We still mostly rely on clinical diagnosis at this age, based on history, physical exam, and how your child responds to asthma medications.
We may use a diagnostic trial: giving a child albuterol as needed, to see if symptoms improve over time.
At this age, many kids still can’t reliably do spirometry (a breathing test we’ll talk more about below), but we’re getting closer.
School-Aged Kids (Ages 6+): Breathing Tests and Objective Tools
Once your child turns 6 (and if they don’t have any medical conditions or sensitivities that could affect this process), they can often perform spirometry, a simple test that helps us see how well their lungs are working. Here’s how it works:
Your child takes a deep breath in and blows out as hard and fast as they can into a special machine.
The machine measures how much air they can blow out (lung capacity) and how quickly they can do it.
We may also give albuterol during the test and compare the results before and after to see if their lung function improves — a clear sign of asthma.
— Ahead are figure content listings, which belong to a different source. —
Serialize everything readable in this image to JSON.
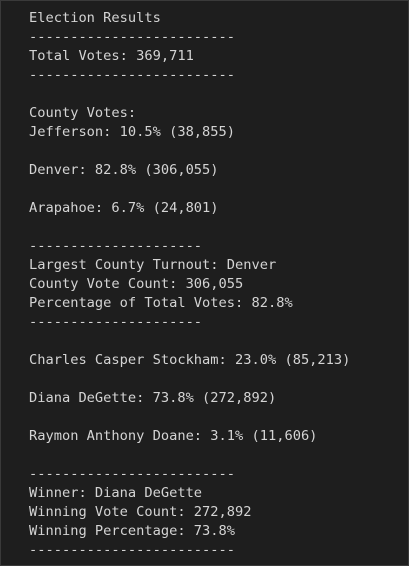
{
  "blocks": [
    [
      "Election Results",
      "-------------------------",
      "Total Votes: 369,711",
      "-------------------------"
    ],
    [
      "County Votes:",
      "Jefferson: 10.5% (38,855)"
    ],
    [
      "Denver: 82.8% (306,055)"
    ],
    [
      "Arapahoe: 6.7% (24,801)"
    ],
    [
      "---------------------",
      "Largest County Turnout: Denver",
      "County Vote Count: 306,055",
      "Percentage of Total Votes: 82.8%",
      "---------------------"
    ],
    [
      "Charles Casper Stockham: 23.0% (85,213)"
    ],
    [
      "Diana DeGette: 73.8% (272,892)"
    ],
    [
      "Raymon Anthony Doane: 3.1% (11,606)"
    ],
    [
      "-------------------------",
      "Winner: Diana DeGette",
      "Winning Vote Count: 272,892",
      "Winning Percentage: 73.8%",
      "-------------------------"
    ]
  ]
}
This test helps us not only diagnose asthma but also track how well it's controlled over time.
And Just Remember: It’s a Journey, Not Just a Moment
Asthma isn't something we diagnose based on one cough or one visit. It's a pattern we watch, a puzzle we piece together over time. We listen to your stories — the late-night coughing, the missed soccer practices, the nervous moments when your child seems to work too hard just to breathe.
As pediatricians, we bring the tools: albuterol trials, lung function tests, medication plans. You bring your lived experience. Together, we figure it out.
And if your child does have asthma? You’re not alone. With the right care, support, and medications, most kids with asthma run, play, laugh, and thrive just like anyone else.
Sending you a big hug,
Anjuli
Disclaimer: This blog post is for informational purposes only and should not replace the specific instructions provided by your child's surgeon or healthcare provider. Always follow the post-operative care instructions given by your medical team.